The Good, the Bad and the Ugly - Living the Unearned Life

2008 - the global economy took a dive that it is still recovering from. Among the straws (more like iron girders) the broke the camel's back was the real estate and housing finance. People borrowed on enhanced property values and / or enhanced share values and invested waiting for the next buyer or just plain spent it. The premise of a housing loan is the expected earnings over a significant part of a lifetime. 

Closer to daily life, there is something called a credit card. Roll-over credit enables you to spend beyond this month's income. Credit limits permitted are often based on a factor of income plus spending pattern during a month.

Great stuff. You don't have to sacrifice today's pleasures of life and wait till you are 60 to live the good life. Build and decorate your own house, buy the red-hot car, party on Friday nights after a week's hard work and watch the large screen LED on a lazy Sunday. Somewhere in between there is time to discuss global warming and conservation - so ultra-expensive temperature insulation for the home, fuel effiency for the oversized car, minimizing tissue paper use at the discotheque and energy efficient television will feature. Succeeding generations will remember the sacrifice. Why wait till the heart is on the blink, muscular atrophy sets it and reading glasses are the good life, NOW!

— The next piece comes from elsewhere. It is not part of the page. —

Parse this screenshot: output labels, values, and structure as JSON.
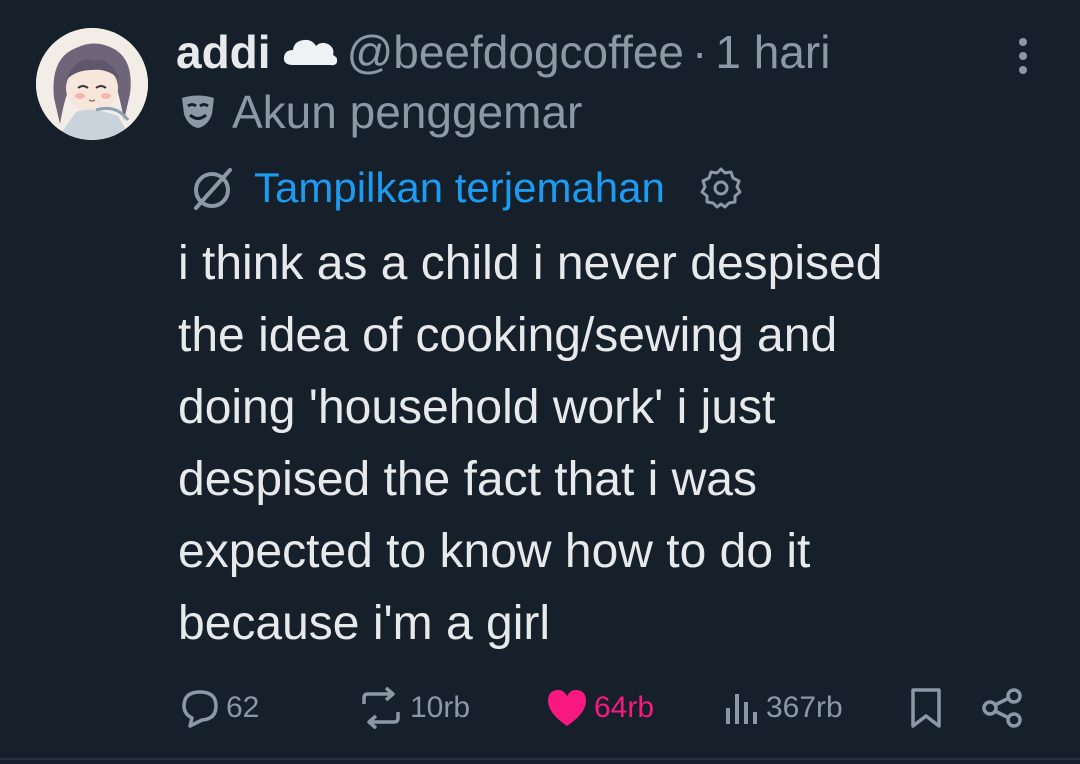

The folding in of future income also means that within a short span of time you've moved from Kanghaalpur, India (Brokesville) to FastLane, India. Wearing budget T-shirts from export reject sales, second hand garments from big brother / sister and the bus journey on the World's-worst-public-transport-system (its always in your town) gives way to designer sunglasses, Nike Air-tech and the pulsating mobike. Interim steps to the promised land that will happen in two years. Of course, the cellphone must be changed every 12 months so that one can SMS, play mindless video games and drool over sleazy sex-videos of errant teenagers. In summary, plenty of bad spending choices creep in with the new found affluence.

Coupled with the fold-in of future income is the great big dynamic of the free-market. Its called expectations of income. Expected individual income growth enhances loan lmits. Call centre selling money chase customers relentlessly. Miraculously, everyone become the stock market wizard offering tips and insights. The good times are here. The world's largest legal transnational casino discounts the expectations into today's stock prices, based on something called "fundamentals". The prime fundamental its based on is greed, and how one can sex the sale price to the next greedy moron who walks in with gold bars shining in his pupils.  This is the forward enegineered giant Ponzi scheme (read about Carlo Ponzi at You may well be taking money that isn't going to be earned to pay for today.

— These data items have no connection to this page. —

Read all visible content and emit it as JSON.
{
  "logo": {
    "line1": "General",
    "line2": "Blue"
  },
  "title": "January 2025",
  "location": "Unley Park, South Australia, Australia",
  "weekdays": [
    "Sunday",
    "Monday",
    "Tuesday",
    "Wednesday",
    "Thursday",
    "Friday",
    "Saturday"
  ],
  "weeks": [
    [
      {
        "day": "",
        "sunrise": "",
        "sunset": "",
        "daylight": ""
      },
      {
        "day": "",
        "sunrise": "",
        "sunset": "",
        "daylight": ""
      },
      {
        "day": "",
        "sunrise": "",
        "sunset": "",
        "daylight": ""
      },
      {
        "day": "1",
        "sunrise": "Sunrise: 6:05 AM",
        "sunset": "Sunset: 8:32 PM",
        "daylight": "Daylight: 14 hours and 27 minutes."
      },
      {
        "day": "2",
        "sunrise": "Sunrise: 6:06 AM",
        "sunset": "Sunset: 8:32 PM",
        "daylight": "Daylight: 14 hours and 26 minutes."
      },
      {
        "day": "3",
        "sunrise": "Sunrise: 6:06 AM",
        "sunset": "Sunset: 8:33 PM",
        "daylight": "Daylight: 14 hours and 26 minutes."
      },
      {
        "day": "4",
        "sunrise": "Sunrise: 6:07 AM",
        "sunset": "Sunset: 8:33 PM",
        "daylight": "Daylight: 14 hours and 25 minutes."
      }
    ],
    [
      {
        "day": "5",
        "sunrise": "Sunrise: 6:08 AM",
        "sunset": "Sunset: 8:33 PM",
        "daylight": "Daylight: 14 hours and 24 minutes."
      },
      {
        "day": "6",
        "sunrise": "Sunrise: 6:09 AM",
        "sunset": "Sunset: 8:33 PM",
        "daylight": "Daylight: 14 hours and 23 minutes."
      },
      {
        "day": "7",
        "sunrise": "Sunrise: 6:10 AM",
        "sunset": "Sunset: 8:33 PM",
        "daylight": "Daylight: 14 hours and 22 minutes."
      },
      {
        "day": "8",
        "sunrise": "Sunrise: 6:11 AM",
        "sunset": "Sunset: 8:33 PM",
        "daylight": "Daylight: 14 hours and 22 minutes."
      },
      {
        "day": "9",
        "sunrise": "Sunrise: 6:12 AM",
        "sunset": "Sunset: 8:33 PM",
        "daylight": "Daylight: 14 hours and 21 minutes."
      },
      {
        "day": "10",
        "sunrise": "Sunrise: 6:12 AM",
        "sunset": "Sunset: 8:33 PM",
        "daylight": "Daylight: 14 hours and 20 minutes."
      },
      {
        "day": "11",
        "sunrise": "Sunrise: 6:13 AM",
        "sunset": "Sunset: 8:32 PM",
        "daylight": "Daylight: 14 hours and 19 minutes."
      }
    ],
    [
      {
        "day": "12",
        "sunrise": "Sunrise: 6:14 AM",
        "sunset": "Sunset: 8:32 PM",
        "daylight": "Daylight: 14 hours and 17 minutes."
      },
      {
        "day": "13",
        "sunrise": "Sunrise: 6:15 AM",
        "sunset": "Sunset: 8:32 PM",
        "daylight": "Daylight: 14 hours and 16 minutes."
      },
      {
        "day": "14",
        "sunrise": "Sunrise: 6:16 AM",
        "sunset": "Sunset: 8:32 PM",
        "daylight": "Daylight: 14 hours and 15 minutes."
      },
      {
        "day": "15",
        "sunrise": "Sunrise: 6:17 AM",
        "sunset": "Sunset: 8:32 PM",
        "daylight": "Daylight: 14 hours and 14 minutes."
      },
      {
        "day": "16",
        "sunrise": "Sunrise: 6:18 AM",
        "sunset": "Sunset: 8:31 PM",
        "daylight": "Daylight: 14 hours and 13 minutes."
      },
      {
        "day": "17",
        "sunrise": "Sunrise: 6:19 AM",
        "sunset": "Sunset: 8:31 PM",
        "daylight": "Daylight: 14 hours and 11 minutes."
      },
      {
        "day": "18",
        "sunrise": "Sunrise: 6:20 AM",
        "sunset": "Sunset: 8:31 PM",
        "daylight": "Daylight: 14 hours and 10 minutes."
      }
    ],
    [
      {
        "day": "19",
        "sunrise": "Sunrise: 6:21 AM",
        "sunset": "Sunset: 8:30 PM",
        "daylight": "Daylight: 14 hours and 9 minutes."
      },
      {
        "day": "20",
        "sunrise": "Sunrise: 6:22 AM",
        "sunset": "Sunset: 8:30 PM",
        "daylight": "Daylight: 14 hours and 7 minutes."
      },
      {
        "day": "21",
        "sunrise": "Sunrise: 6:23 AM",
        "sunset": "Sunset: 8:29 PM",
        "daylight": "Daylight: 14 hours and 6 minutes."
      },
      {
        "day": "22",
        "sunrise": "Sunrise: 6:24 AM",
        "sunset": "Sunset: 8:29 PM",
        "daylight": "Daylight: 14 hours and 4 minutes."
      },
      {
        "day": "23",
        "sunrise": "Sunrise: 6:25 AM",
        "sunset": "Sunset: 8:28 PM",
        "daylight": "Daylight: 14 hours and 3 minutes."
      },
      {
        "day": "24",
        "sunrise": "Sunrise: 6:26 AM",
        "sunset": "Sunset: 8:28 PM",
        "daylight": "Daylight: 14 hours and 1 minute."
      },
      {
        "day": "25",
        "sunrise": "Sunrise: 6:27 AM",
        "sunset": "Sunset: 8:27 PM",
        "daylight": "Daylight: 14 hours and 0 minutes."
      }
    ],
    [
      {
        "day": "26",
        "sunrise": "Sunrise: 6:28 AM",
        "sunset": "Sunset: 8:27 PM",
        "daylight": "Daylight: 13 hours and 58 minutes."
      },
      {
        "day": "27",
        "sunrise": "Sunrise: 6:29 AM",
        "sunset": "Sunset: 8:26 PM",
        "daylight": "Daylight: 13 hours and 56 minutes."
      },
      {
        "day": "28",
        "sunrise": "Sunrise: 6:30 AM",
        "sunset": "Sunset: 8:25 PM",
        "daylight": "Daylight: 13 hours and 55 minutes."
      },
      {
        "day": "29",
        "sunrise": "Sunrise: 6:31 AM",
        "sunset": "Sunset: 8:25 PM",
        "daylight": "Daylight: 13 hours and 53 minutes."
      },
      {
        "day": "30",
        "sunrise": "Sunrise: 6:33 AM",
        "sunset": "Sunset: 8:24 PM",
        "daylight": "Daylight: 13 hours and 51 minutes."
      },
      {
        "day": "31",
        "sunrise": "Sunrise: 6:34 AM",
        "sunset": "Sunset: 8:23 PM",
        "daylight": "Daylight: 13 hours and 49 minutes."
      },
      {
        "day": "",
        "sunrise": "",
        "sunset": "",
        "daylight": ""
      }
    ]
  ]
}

At some point, an honest, naive, or just plain lucky kid sees the Emperor's new clothes on the attractive looking economy. The naked trust emerges. Its the day the earth stood still. Crash, everything collapes. Game Over. No extensions. The imminent wealth just hiked to the next galaxy. Distress sales, job losses, unemployment, disturbed homes trying to make ends meet. The Ugly Truth.

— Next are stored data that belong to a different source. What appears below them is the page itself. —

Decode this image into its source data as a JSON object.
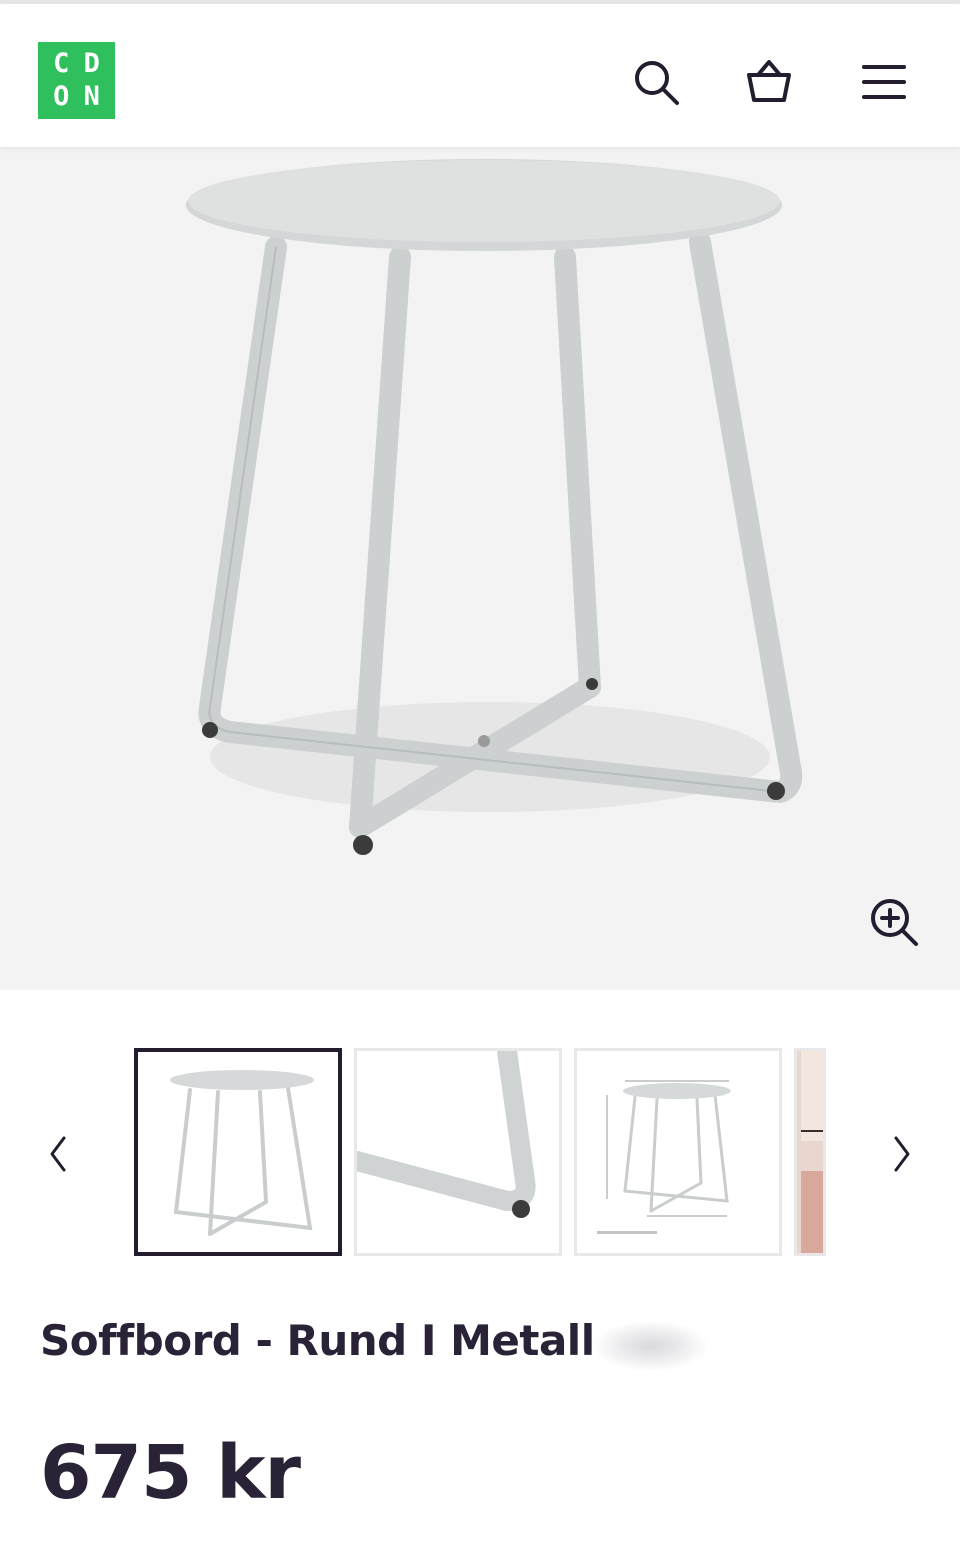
{
  "header": {
    "logo_letters": [
      "C",
      "D",
      "O",
      "N"
    ],
    "logo_color": "#2fbf5c",
    "icons": [
      "search-icon",
      "basket-icon",
      "menu-icon"
    ]
  },
  "hero": {
    "image": "round metal side table, light grey",
    "zoom_icon": "zoom-in-icon"
  },
  "gallery": {
    "prev_icon": "chevron-left-icon",
    "next_icon": "chevron-right-icon",
    "active_index": 0,
    "thumbnail_count_visible": 4
  },
  "product": {
    "title": "Soffbord - Rund I Metall",
    "price": "675 kr"
  },
  "colors": {
    "text": "#2a2337",
    "hero_bg": "#f3f3f3",
    "active_thumb_border": "#241d2f"
  }
}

Its going to be a long haul back, because we just didn't blow the income we are earning but what we thought we could be earning for the next decade or two.   Meanwhile, let's blame the immigrants (who did the jobs we didn't want to do), relocation of manufacturing (so dirty factories aren't in our neighbourhood), the off-shoring of jobs to places like India and cheap Chinese imports. All the things that worked towards making the good life, now represent the ugly face of shitty free-market economics. 

Its going to be a long haul back, because we just didn't blow the income we are earning but what we thought we could be earning for the next decade or two.  Gambling on human greed is not free market economics. So our young people will pay the price for our greed.  For living the unearned life.